Should I be writing on my blog right now? No. I need to be doing statistics but I am just in a bad mood. I had a terrible nightmare last night about zombies and it was horrible. I was so scared, my "real" mom was Jamie Lee Curtis, she sacrificed herself to the zombies, but then once she was dead after trying to draw them away from our house, my mom (Paula, so like switch to more real life feelings) offered to kill me with some kind of injection so I wouldn't be scared any more... And Kalen, in all seriousness was sitting on the couch telling me that he was proud of me for trying to become less sensitive to violence and gore through this experience. It was bizzare! And horrible and a really bad way to start the day.
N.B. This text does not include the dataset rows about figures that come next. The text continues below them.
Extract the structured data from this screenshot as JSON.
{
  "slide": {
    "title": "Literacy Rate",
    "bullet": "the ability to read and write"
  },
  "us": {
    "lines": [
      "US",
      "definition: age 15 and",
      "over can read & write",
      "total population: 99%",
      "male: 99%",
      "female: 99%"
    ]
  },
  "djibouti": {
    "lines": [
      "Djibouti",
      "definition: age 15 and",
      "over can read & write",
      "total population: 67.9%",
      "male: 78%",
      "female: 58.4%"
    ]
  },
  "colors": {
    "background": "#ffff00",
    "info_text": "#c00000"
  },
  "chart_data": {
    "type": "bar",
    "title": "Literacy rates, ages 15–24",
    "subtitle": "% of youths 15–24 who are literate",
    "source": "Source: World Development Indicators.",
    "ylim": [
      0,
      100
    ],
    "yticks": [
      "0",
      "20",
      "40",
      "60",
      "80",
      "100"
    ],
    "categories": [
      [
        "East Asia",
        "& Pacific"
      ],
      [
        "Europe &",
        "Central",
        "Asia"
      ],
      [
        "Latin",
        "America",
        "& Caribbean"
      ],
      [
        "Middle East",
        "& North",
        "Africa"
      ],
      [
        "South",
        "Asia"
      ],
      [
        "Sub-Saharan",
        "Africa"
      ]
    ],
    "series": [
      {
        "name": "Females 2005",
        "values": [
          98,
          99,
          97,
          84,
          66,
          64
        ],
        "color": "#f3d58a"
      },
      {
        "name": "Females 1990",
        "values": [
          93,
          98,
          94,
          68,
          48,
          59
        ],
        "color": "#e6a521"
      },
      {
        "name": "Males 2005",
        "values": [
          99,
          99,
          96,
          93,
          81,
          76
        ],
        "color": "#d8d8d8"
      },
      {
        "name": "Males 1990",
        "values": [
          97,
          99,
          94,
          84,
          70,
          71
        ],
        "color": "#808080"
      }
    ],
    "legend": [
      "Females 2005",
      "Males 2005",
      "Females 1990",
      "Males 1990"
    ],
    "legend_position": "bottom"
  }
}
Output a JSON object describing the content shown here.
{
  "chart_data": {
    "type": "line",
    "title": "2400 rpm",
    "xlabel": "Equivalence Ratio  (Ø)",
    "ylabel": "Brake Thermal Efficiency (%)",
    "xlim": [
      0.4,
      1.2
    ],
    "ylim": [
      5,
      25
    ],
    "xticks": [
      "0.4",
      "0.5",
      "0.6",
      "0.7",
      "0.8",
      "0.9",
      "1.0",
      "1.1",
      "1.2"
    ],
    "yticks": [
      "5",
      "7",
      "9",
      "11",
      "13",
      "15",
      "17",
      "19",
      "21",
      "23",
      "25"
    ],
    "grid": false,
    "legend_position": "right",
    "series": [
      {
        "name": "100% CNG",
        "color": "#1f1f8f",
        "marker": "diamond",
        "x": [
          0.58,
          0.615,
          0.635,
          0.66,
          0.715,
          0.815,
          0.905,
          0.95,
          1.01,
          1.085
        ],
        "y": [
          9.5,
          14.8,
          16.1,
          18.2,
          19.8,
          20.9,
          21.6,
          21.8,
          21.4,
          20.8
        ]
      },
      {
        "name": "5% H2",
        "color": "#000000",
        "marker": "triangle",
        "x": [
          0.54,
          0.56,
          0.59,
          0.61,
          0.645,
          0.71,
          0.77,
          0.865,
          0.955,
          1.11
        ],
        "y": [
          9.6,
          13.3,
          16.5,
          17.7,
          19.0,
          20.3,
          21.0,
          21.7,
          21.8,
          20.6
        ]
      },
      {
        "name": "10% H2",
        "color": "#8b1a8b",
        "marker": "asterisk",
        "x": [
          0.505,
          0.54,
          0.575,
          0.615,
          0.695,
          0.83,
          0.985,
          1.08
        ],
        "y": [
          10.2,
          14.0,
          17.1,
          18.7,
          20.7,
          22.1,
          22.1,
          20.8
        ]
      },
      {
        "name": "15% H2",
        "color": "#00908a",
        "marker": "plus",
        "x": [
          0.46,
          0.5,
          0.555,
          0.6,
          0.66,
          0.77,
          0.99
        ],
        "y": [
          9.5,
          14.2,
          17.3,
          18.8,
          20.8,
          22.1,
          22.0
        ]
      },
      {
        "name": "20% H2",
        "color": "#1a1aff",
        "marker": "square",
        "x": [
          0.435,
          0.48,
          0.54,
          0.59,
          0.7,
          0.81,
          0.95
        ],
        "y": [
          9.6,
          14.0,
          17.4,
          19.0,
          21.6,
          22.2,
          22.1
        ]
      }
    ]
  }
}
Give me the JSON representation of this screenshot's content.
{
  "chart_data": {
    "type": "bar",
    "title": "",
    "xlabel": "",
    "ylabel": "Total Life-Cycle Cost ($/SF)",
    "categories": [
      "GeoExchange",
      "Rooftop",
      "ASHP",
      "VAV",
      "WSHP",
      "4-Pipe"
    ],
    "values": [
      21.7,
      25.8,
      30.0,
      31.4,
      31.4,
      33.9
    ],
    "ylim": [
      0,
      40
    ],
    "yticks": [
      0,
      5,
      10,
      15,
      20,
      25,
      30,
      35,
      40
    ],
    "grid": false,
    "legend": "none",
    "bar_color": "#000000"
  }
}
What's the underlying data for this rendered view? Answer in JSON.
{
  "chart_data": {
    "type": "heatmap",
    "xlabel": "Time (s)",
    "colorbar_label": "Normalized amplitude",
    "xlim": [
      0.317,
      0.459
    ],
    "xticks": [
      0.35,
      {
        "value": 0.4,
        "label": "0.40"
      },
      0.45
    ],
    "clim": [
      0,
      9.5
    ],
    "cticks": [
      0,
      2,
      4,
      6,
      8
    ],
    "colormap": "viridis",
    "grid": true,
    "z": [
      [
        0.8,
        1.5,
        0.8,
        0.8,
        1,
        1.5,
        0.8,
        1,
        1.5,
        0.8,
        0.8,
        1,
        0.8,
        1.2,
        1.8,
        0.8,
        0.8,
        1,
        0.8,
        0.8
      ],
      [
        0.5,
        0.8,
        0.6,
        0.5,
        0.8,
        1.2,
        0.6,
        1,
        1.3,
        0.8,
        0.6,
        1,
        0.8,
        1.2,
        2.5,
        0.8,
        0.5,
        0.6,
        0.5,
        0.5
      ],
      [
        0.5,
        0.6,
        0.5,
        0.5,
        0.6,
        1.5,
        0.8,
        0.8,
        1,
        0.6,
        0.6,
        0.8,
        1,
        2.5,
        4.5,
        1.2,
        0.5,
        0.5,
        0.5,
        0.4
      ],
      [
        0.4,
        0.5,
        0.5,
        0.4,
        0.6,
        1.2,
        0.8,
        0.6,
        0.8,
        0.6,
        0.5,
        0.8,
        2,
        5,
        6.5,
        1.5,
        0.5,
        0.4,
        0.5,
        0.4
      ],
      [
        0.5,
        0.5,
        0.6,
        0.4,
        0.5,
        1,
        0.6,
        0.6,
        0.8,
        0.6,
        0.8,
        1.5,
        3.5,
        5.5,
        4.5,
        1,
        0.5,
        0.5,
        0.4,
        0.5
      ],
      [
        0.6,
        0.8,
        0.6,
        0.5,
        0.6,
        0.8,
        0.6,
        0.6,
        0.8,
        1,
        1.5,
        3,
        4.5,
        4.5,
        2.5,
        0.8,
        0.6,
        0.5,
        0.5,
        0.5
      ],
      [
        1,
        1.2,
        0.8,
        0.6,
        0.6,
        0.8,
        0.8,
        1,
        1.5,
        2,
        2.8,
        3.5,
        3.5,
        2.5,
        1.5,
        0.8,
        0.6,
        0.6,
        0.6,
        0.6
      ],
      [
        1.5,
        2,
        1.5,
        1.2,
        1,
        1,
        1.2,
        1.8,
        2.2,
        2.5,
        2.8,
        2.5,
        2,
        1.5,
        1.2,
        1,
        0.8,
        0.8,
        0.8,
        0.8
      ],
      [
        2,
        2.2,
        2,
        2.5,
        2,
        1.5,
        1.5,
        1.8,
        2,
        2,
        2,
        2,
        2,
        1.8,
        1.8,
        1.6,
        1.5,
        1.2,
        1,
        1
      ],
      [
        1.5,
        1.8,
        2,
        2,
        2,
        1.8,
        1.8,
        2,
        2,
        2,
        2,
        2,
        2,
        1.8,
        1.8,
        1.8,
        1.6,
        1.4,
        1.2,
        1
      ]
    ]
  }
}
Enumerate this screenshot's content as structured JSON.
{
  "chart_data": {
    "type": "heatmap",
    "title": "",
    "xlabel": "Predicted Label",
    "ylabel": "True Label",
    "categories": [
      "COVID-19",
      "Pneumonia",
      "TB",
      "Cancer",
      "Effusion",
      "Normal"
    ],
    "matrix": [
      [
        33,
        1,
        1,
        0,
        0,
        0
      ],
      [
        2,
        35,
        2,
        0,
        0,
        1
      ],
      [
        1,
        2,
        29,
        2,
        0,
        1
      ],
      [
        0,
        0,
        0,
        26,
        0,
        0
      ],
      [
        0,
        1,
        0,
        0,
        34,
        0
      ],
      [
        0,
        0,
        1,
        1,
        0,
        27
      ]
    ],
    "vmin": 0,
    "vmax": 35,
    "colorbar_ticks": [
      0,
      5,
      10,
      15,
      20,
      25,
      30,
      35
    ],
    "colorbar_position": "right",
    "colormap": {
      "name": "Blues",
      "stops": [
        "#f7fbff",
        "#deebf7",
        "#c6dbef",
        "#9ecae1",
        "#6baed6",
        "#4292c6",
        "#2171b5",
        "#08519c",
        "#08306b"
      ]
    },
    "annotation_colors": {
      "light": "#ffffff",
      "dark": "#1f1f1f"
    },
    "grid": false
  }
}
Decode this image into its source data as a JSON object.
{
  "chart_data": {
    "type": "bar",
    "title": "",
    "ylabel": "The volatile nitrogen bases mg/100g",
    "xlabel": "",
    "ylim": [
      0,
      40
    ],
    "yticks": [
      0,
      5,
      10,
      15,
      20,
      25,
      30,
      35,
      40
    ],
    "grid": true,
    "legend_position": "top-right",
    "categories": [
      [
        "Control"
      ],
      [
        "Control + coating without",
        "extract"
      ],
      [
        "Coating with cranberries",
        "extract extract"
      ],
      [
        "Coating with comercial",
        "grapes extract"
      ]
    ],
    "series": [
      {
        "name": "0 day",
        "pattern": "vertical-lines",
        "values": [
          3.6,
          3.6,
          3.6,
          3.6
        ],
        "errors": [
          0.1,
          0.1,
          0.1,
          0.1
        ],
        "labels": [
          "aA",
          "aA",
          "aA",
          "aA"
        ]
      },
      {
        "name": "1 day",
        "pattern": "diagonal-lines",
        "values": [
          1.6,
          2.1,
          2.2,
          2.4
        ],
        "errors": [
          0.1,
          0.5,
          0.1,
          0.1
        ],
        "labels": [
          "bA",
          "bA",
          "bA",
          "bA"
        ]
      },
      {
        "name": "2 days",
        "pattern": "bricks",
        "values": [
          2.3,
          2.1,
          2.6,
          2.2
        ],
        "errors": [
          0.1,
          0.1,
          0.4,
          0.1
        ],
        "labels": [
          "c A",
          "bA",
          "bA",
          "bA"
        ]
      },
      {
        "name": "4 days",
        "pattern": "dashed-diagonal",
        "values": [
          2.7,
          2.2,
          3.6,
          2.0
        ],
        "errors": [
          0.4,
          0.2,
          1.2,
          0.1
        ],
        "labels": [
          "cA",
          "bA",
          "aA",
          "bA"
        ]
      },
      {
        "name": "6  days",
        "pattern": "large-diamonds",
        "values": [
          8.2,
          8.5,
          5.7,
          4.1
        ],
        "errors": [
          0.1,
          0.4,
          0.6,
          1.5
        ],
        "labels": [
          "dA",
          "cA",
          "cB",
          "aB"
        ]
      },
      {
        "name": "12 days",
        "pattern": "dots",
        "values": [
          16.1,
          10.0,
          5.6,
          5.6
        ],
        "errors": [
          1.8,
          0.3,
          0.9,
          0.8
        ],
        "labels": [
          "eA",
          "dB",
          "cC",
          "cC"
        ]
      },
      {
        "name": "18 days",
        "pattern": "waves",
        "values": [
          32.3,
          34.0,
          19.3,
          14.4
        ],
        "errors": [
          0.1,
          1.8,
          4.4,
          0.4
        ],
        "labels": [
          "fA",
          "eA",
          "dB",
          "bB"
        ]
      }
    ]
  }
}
Then Britain kinked her neck somehow, and has been lounging in bed because we don't know how else to help her. And gosh danngit, I'm just not being a good nurturing mom today.
Plus there is a tiny little puppy down the street, the mom is only a 5 pound dog, so you can imagine that the 7 week old puppy is pretty tiny too. I WANT IT. I'm frustrated that I want it because I never want puppies, and brandon told me he doesn't like that kind of puppy, so I'm pouting. Not that we could even afford a puppy or live with a puppy til we buy a house. But still. I don't like being told no.
Anyway, Britain is cranky, and needy, and I am cranky. I will get over it, I just want to day dream about my future house and how it will feel and look and function. Sigh. Until then, I'll do homework I guess.
I love you. You are a good, cranky mama! Also, wanting a cute puppy is part of being a girl ;) Zach told me no to about a billion dogs before we found Jax.